As the years went by though, Seagrams let the quality drop and drop. It went from being a Class A blended whisky – which has to be made only of whisky to being a Class B blended whisky, which only has to be 37% whisky the rest can be made of whatever you want – generally a neutral grain spirit mixed with a bit of whisky. None of it was made at the Four Roses distillery, but it was sold under its name.
By the 1950s Seagrams realised the plan wasn’t working, consumers were still paying that little bit more to buy the Four Roses Bourbon not the more profitable blended whisky.
They then decided to take the, quite frankly insane, decision to take the good Four Roses Bourbon off the market. What surprised me most is they stood by this bonkers decision for decades, through the 1960s, 1970s, 1980s and 1990s almost killing the brand.
Four Roses was still produced for export to France, Spain and Japan but elsewhere including on home soil, the only Four Roses available was the cheap blended whisky made in a different distillery.
Where consumers could get the good stuff, the brand did really well. Four Roses is still the no 1 American whisky in Spain (where it is in every bar), France and Japan – where it outsells Jack Daniels by a long shot.
Everywhere else couldn’t get the real Four Roses Bourbon only the cheap blended stuff until the grandchild of the founder of Seagrams sold off the drinks arms of the family company.
The sale was awesome news for Four Roses as it meant they were finally free of an owner who wouldn’t let them sell their bourbon in the country where it was made. A Japanese company bought them and immediately reintroduced the brand to the US, where it is now the fastest growing bourbon.
It is going great guns too in the UK and Europe and its success over the past five years has coincided with a massive resurgence in American whisky.
It wasn’t until the 1980s, the industry realised it was going to go out of business unless they did something about improving the quality of bourbon and competing on something other than price.
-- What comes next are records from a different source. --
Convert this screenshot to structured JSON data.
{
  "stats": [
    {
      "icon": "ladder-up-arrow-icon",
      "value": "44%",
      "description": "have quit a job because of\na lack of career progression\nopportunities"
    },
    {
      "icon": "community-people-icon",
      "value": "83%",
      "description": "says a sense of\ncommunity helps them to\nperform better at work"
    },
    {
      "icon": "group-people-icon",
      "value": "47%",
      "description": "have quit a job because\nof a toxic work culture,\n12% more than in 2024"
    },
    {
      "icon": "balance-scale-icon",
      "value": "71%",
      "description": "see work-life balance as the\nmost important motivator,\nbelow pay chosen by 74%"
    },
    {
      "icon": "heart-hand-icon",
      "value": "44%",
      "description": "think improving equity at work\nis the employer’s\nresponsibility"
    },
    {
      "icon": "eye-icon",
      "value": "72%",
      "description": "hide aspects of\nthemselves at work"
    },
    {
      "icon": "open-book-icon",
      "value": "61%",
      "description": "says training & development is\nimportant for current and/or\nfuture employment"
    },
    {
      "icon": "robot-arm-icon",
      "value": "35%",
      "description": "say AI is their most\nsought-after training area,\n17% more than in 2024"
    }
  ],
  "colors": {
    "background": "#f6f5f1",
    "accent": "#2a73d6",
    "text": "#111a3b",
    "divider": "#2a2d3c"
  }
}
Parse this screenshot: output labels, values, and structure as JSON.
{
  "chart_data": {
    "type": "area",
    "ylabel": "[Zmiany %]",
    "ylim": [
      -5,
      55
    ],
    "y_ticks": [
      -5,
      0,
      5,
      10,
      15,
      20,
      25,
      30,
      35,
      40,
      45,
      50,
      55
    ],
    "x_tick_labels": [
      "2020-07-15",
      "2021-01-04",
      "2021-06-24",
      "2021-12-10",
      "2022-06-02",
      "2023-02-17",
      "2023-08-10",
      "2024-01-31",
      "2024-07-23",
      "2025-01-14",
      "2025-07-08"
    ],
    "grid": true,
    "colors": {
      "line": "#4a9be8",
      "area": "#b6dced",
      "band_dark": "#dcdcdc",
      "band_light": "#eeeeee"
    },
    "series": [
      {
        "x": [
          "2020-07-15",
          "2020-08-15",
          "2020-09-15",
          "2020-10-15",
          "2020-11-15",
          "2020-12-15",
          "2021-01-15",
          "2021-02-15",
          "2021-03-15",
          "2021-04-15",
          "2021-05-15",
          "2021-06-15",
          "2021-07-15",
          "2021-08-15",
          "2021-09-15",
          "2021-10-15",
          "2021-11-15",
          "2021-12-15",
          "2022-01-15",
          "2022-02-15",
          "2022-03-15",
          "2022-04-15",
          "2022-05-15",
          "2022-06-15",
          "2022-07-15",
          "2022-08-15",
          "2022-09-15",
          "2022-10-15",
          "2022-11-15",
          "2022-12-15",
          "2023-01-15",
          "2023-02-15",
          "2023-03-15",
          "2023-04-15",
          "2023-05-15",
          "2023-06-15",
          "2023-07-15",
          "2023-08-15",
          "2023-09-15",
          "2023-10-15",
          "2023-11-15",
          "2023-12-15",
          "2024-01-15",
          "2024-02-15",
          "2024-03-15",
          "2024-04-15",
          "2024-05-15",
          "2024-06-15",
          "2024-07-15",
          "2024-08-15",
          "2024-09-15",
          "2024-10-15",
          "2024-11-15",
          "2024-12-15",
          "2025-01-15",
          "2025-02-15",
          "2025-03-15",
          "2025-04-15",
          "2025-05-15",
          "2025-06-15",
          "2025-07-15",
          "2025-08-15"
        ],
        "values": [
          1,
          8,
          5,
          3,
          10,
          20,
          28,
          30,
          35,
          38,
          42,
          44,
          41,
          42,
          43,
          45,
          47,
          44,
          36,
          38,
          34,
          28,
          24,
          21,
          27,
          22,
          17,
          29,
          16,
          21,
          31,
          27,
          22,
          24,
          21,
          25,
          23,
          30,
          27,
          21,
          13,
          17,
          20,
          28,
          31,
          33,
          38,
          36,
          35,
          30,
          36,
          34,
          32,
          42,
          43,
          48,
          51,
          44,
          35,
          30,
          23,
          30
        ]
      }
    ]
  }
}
Maker’s Mark had for years been trying to do things differently, producing quality liquid in a quality packaging, but it was on a small scale and didn’t have the support of the rest of the bourbon industry.
By the early 1990s there were a handful of small batch single barrel bourbons being produced which were very expensive and aimed at whisky connoisseurs. The world was starting to wake up to the quality of bourbon and it was receiving recognition in whisky magazines and competitions globally.
This move towards quality coincided with cocktail bar tenders starting to look back to historical cocktail books like Harry Craddock’s The Savoy Cocktail book and experiment with recreating the cocktails with the good whiskies that were starting to become available.

Dan Priseman, Brand ambassador for Four Roses Bourbon

Today, American whisky is growing faster than any other spirit category in the UK – up 14% year on year. Bourbon is increasingly gaining recognition for producing some damn fine whiskies which can be used in a wide array of classic cocktails.
After a turbulent history, Four Roses is now the fastest growing whisky in America, the UK and Japan – impressive considering Prohibition and unfortunate owners conspired to make it almost disappear off the face of the map. I, for one, am glad it has survived. Big thanks for Four Roses brand ambassador and walking bourbon encyclopedia, Dan Priseman, for sharing his stories.